The modelling procedure developed in Step 2 was further applied in Step 3 to evaluate the effect of low-level prenatal Pb exposure on birth outcomes such as gestational age, newborn head circumference, newborn weight, and newborn length. The study, detailed in Chapter 4, analysed 1,091 mother-newborn observations from 2009 to 2021 extracted from Broken Hill pregnancy and cord BLL data. Results show that SE models consistently enhanced the predictive performance, consistent with the result in Chapter 3. Model interpretation revealed that as cord BLL increased, newborn head circumference and newborn length had a generally decreasing trend. Specifically, newborn head circumference decreased below the model’s mean prediction (34.5 cm) when cord BLL exceeded 1.7 μg/dL; and newborn length decreased below the model’s mean prediction (50.6 cm) when cord BLL exceeded 1.4 μg/dL. Cord BLL was shown not to evidently influence gestational age and newborn weight. Moreover, cord BLL strongly interacted with alcohol consumption when predicting newborn length and newborn weight: where pregnant mothers reported not drinking alcohol, the predicted newborn length and newborn weight did not vary as cord BLL increased; whereas the mothers reporting consuming alcohol, the ±1 standard deviation of predicted newborn length decreased from [51.2, 55.1] cm at 𝑐𝑜𝑟𝑑 𝐵𝐿𝐿 = 0 μg/dL to [45.8, 50.9] cm at 𝑐𝑜𝑟𝑑 𝐵𝐿𝐿 = 5.0 μg/dL, and predicted newborn weight decreased from [3113, 3783] g at 𝑐𝑜𝑟𝑑 𝐵𝐿𝐿 = 0 μg/dL to [2945, 3579] g at 𝑐𝑜𝑟𝑑 𝐵𝐿𝐿 = 3.7 μg/dL. 

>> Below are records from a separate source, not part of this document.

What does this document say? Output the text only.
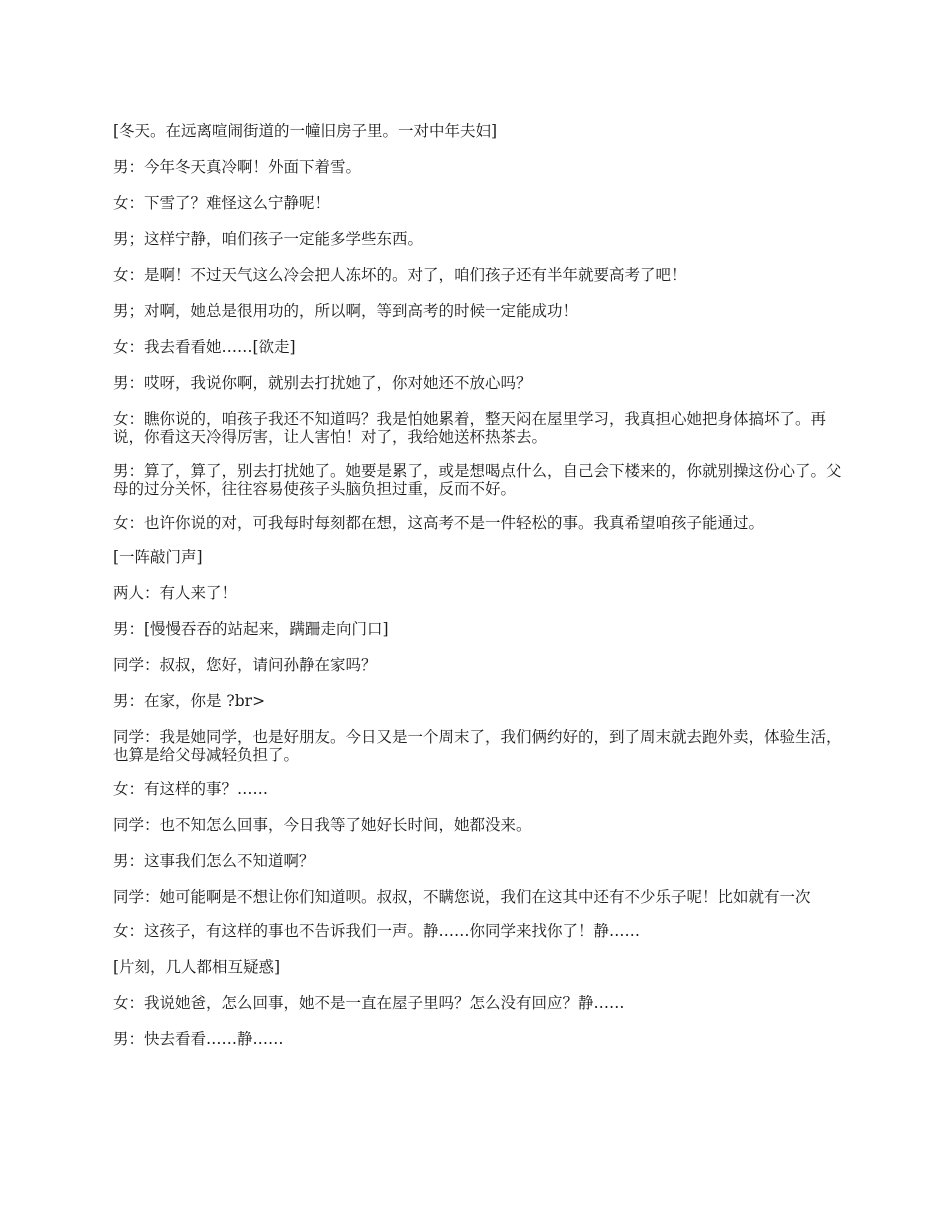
[冬天。在远离喧闹街道的一幢旧房子里。一对中年夫妇]

男：今年冬天真冷啊！外面下着雪。

女：下雪了？难怪这么宁静呢！

男；这样宁静，咱们孩子一定能多学些东西。

女：是啊！不过天气这么冷会把人冻坏的。对了，咱们孩子还有半年就要高考了吧！

男；对啊，她总是很用功的，所以啊，等到高考的时候一定能成功！

女：我去看看她……[欲走]

男：哎呀，我说你啊，就别去打扰她了，你对她还不放心吗？

女：瞧你说的，咱孩子我还不知道吗？我是怕她累着，整天闷在屋里学习，我真担心她把身体搞坏了。再说，你看这天冷得厉害，让人害怕！对了，我给她送杯热茶去。

男：算了，算了，别去打扰她了。她要是累了，或是想喝点什么，自己会下楼来的，你就别操这份心了。父母的过分关怀，往往容易使孩子头脑负担过重，反而不好。

女：也许你说的对，可我每时每刻都在想，这高考不是一件轻松的事。我真希望咱孩子能通过。

[一阵敲门声]

两人：有人来了！

男：[慢慢吞吞的站起来，蹒跚走向门口]

同学：叔叔，您好，请问孙静在家吗？

男：在家，你是 ?br>

同学：我是她同学，也是好朋友。今日又是一个周末了，我们俩约好的，到了周末就去跑外卖，体验生活，也算是给父母减轻负担了。

女：有这样的事？……

同学：也不知怎么回事，今日我等了她好长时间，她都没来。

男：这事我们怎么不知道啊？

同学：她可能啊是不想让你们知道呗。叔叔，不瞒您说，我们在这其中还有不少乐子呢！比如就有一次

女：这孩子，有这样的事也不告诉我们一声。静……你同学来找你了！静……

[片刻，几人都相互疑惑]

女：我说她爸，怎么回事，她不是一直在屋子里吗？怎么没有回应？静……

男：快去看看……静……
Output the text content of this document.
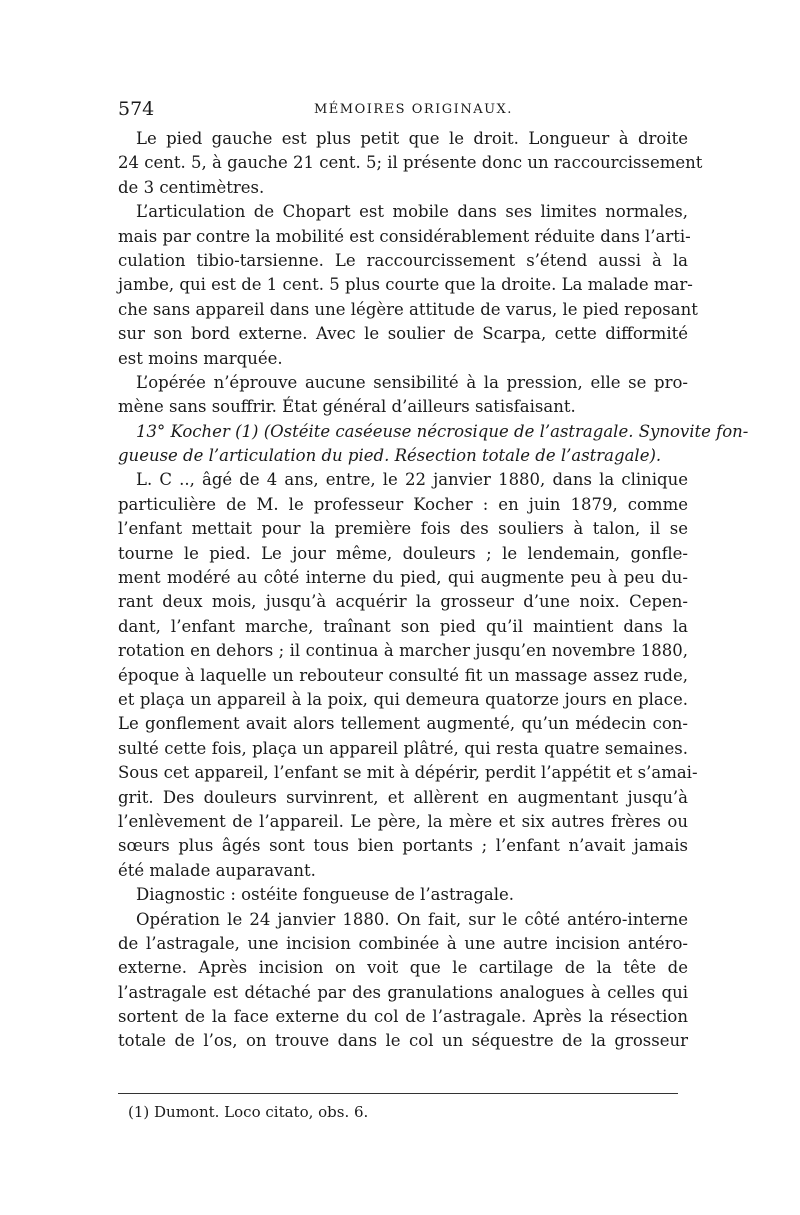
574	MÉMOIRES ORIGINAUX.
Le pied gauche est plus petit que le droit. Longueur à droite
24 cent. 5, à gauche 21 cent. 5; il présente donc un raccourcissement
de 3 centimètres.
L’articulation de Chopart est mobile dans ses limites normales,
mais par contre la mobilité est considérablement réduite dans l’arti-
culation tibio-tarsienne. Le raccourcissement s’étend aussi à la
jambe, qui est de 1 cent. 5 plus courte que la droite. La malade mar-
che sans appareil dans une légère attitude de varus, le pied reposant
sur son bord externe. Avec le soulier de Scarpa, cette difformité
est moins marquée.
L’opérée n’éprouve aucune sensibilité à la pression, elle se pro-
mène sans souffrir. État général d’ailleurs satisfaisant.
13° Kocher (1) (Ostéite caséeuse nécrosique de l’astragale. Synovite fon-
gueuse de l’articulation du pied. Résection totale de l’astragale).
L. C .., âgé de 4 ans, entre, le 22 janvier 1880, dans la clinique
particulière de M. le professeur Kocher : en juin 1879, comme
l’enfant mettait pour la première fois des souliers à talon, il se
tourne le pied. Le jour même, douleurs ; le lendemain, gonfle-
ment modéré au côté interne du pied, qui augmente peu à peu du-
rant deux mois, jusqu’à acquérir la grosseur d’une noix. Cepen-
dant, l’enfant marche, traînant son pied qu’il maintient dans la
rotation en dehors ; il continua à marcher jusqu’en novembre 1880,
époque à laquelle un rebouteur consulté fit un massage assez rude,
et plaça un appareil à la poix, qui demeura quatorze jours en place.
Le gonflement avait alors tellement augmenté, qu’un médecin con-
sulté cette fois, plaça un appareil plâtré, qui resta quatre semaines.
Sous cet appareil, l’enfant se mit à dépérir, perdit l’appétit et s’amai-
grit. Des douleurs survinrent, et allèrent en augmentant jusqu’à
l’enlèvement de l’appareil. Le père, la mère et six autres frères ou
sœurs plus âgés sont tous bien portants ; l’enfant n’avait jamais
été malade auparavant.
Diagnostic : ostéite fongueuse de l’astragale.
Opération le 24 janvier 1880. On fait, sur le côté antéro-interne
de l’astragale, une incision combinée à une autre incision antéro-
externe. Après incision on voit que le cartilage de la tête de
l’astragale est détaché par des granulations analogues à celles qui
sortent de la face externe du col de l’astragale. Après la résection
totale de l’os, on trouve dans le col un séquestre de la grosseur
(1) Dumont. Loco citato, obs. 6.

The application of new investigation tools in environmental data science in this thesis has illuminated their utility for investigations examining the nexus between environmental contamination and human health exposure risks and outcomes. The OPGD model applied in this thesis is suitable for exploring influential factors across large geographical scales. The “Stacked Ensemble + model-agnostic interpretation” analytical framework developed and applied to the environmental and human health data in this thesis was shown to be reliable and robust for untangling complex relationships and discovering nuanced insights in exposure datasets. Both approaches have a clear value and potential for other environmental health research.